While I was in bed, my thigh started to twitch. There was a group of muscles that kept on twitching. This went on for like a half hour or so. It was so bizarre. My muscle kind of hurts but it thankfully stopped twitching. My knee is hurting. It started yesterday for some reason. I have been staying off it for most of the day and being really careful when I am on the stairs.

I feel really depressed and tired. Yesterday I went out to lunch with my cousins on my father’s side and we had a good time. I told one of my cousins that my mother had cancer and I almost lost it. I just became really sad. My mother was having a good day yesterday so after we had lunch, my cousins came over the house to visit. It was a good time. We took a picture as we really don’t have many with my mother. It was nice. I was completely exhausted after they left. I watched my mother for a bit as my sister wanted to get her nails done. My mother wanted to go upstairs to her house so I stayed behind her as she climbed the stairs. It exhausted her.
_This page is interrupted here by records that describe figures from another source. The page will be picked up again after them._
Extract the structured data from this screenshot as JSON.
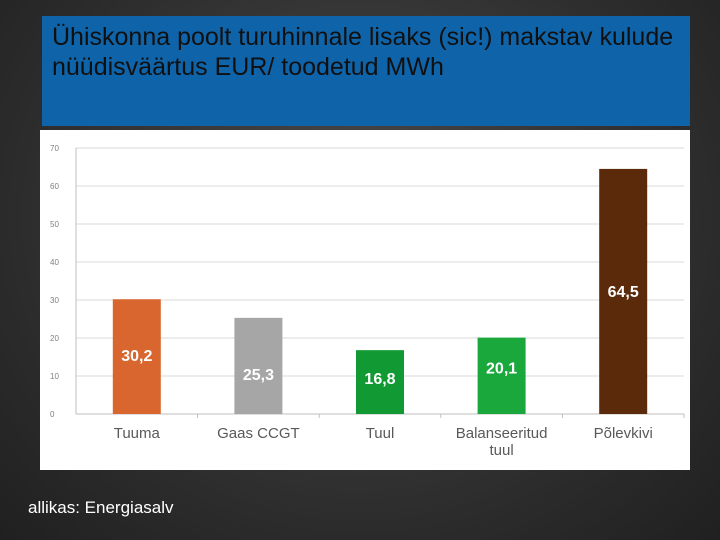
{
  "title": "Ühiskonna poolt turuhinnale lisaks (sic!) makstav kulude nüüdisväärtus EUR/ toodetud MWh",
  "source": "allikas: Energiasalv",
  "chart_data": {
    "type": "bar",
    "categories": [
      "Tuuma",
      "Gaas CCGT",
      "Tuul",
      "Balanseeritud tuul",
      "Põlevkivi"
    ],
    "values": [
      30.2,
      25.3,
      16.8,
      20.1,
      64.5
    ],
    "value_labels": [
      "30,2",
      "25,3",
      "16,8",
      "20,1",
      "64,5"
    ],
    "bar_colors": [
      "#d9662e",
      "#a6a6a6",
      "#119a33",
      "#1aa83c",
      "#5a2a0a"
    ],
    "label_colors": [
      "#ffffff",
      "#ffffff",
      "#ffffff",
      "#ffffff",
      "#ffffff"
    ],
    "ylim": [
      0,
      70
    ],
    "yticks": [
      0,
      10,
      20,
      30,
      40,
      50,
      60,
      70
    ],
    "grid": true,
    "xlabel": "",
    "ylabel": ""
  }
}
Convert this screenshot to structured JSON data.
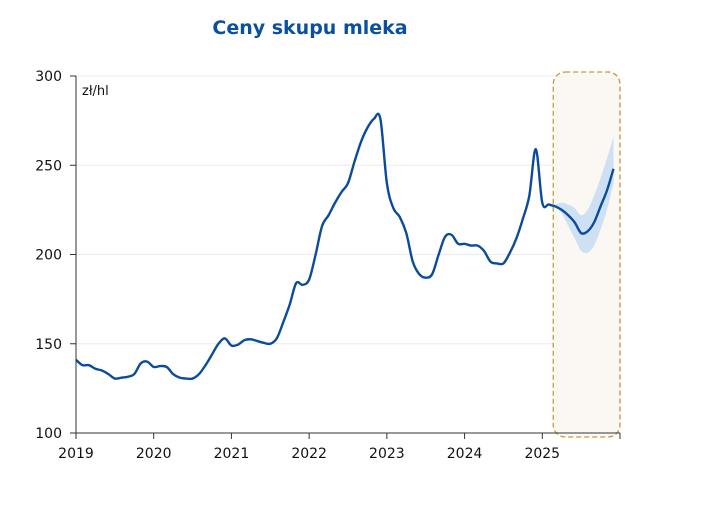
{
  "chart_data": {
    "type": "line",
    "title": "Ceny skupu mleka",
    "ylabel": "zł/hl",
    "xlabel": "",
    "ylim": [
      100,
      300
    ],
    "yticks": [
      "100",
      "150",
      "200",
      "250",
      "300"
    ],
    "xlim": [
      2019,
      2026
    ],
    "xticks": [
      "2019",
      "2020",
      "2021",
      "2022",
      "2023",
      "2024",
      "2025"
    ],
    "grid": "horizontal",
    "colors": {
      "line": "#0b4c9a",
      "band": "#c5ddf3",
      "forecast_box": "#c8963c",
      "forecast_fill": "#fbf8f3",
      "title": "#0b4fa0"
    },
    "series": [
      {
        "name": "actual",
        "start": "2019-01",
        "values": [
          141,
          138,
          138,
          136,
          135,
          133,
          130.5,
          131,
          131.5,
          133,
          139,
          140,
          137,
          137.5,
          137,
          133,
          131,
          130.5,
          130.5,
          133,
          138,
          144,
          150,
          153,
          149,
          149.5,
          152,
          152.5,
          151.5,
          150.5,
          150,
          153,
          162,
          172,
          184,
          183,
          186,
          200,
          216,
          222,
          229,
          235,
          240,
          252,
          263,
          271,
          276,
          276,
          240,
          226,
          221,
          212,
          196,
          189,
          187,
          189,
          200,
          210,
          211,
          206,
          206,
          205,
          205,
          202,
          196,
          195,
          195,
          201,
          209,
          220,
          233,
          259,
          229,
          228,
          227
        ]
      },
      {
        "name": "forecast",
        "start": "2025-03",
        "values": [
          227,
          225,
          222,
          218,
          212,
          213,
          218,
          227,
          236,
          248
        ],
        "lower": [
          227,
          223,
          216,
          209,
          202,
          201,
          205,
          214,
          225,
          240
        ],
        "upper": [
          228,
          229,
          228,
          226,
          222,
          225,
          233,
          243,
          254,
          266
        ]
      }
    ],
    "annotations": [
      "forecast period highlighted (Mar 2025 - Dec 2025)"
    ]
  }
}
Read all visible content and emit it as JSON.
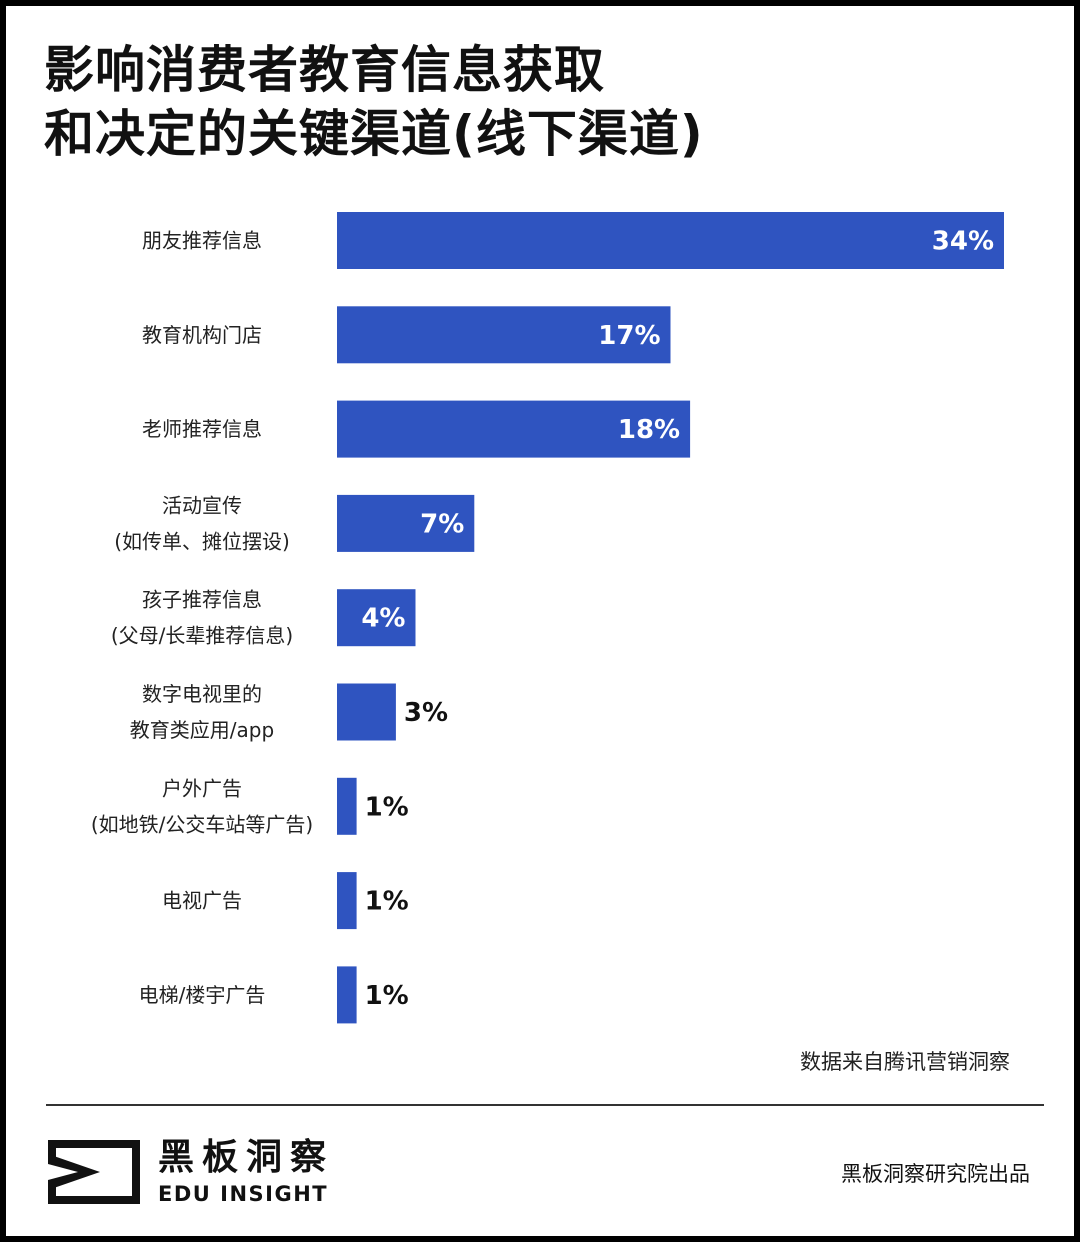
{
  "title": {
    "line1": "影响消费者教育信息获取",
    "line2": "和决定的关键渠道(线下渠道)"
  },
  "chart_data": {
    "type": "bar",
    "orientation": "horizontal",
    "categories": [
      [
        "朋友推荐信息"
      ],
      [
        "教育机构门店"
      ],
      [
        "老师推荐信息"
      ],
      [
        "活动宣传",
        "(如传单、摊位摆设)"
      ],
      [
        "孩子推荐信息",
        "(父母/长辈推荐信息)"
      ],
      [
        "数字电视里的",
        "教育类应用/app"
      ],
      [
        "户外广告",
        "(如地铁/公交车站等广告)"
      ],
      [
        "电视广告"
      ],
      [
        "电梯/楼宇广告"
      ]
    ],
    "values": [
      34,
      17,
      18,
      7,
      4,
      3,
      1,
      1,
      1
    ],
    "labels": [
      "34%",
      "17%",
      "18%",
      "7%",
      "4%",
      "3%",
      "1%",
      "1%",
      "1%"
    ],
    "unit": "%",
    "xlim": [
      0,
      34
    ],
    "bar_color": "#2f54c0",
    "grid": false,
    "legend": "none"
  },
  "source": "数据来自腾讯营销洞察",
  "footer": {
    "logo_cn": "黑板洞察",
    "logo_en": "EDU INSIGHT",
    "credit": "黑板洞察研究院出品"
  }
}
Then I helped her change in to her PJs.

I tried writing last night in my book but when I opened the document, it wasn’t where I left off. There are now 39 pages to the book and I have no idea how it got to be that many. I think the format of the book is making it longer but I am hesitant to add to it. I don’t know why I am scared to write more about my experiences being trans in this book. Maybe it is because it won’t be good enough. I don’t know. I am having my doubts about this book.

I am busy next week with appointments. Mon I have therapy and I need to go into the hosp to drop off a urine sample. I think I may have a UTI. Tues I have PT and Wed I have my eye appointment outside of Boston. Going to be fun going there by train and bus. I think the weather will be warmer so I won’t freeze. It will be an exhausting day. Just hope the train doesn’t have any delays that day.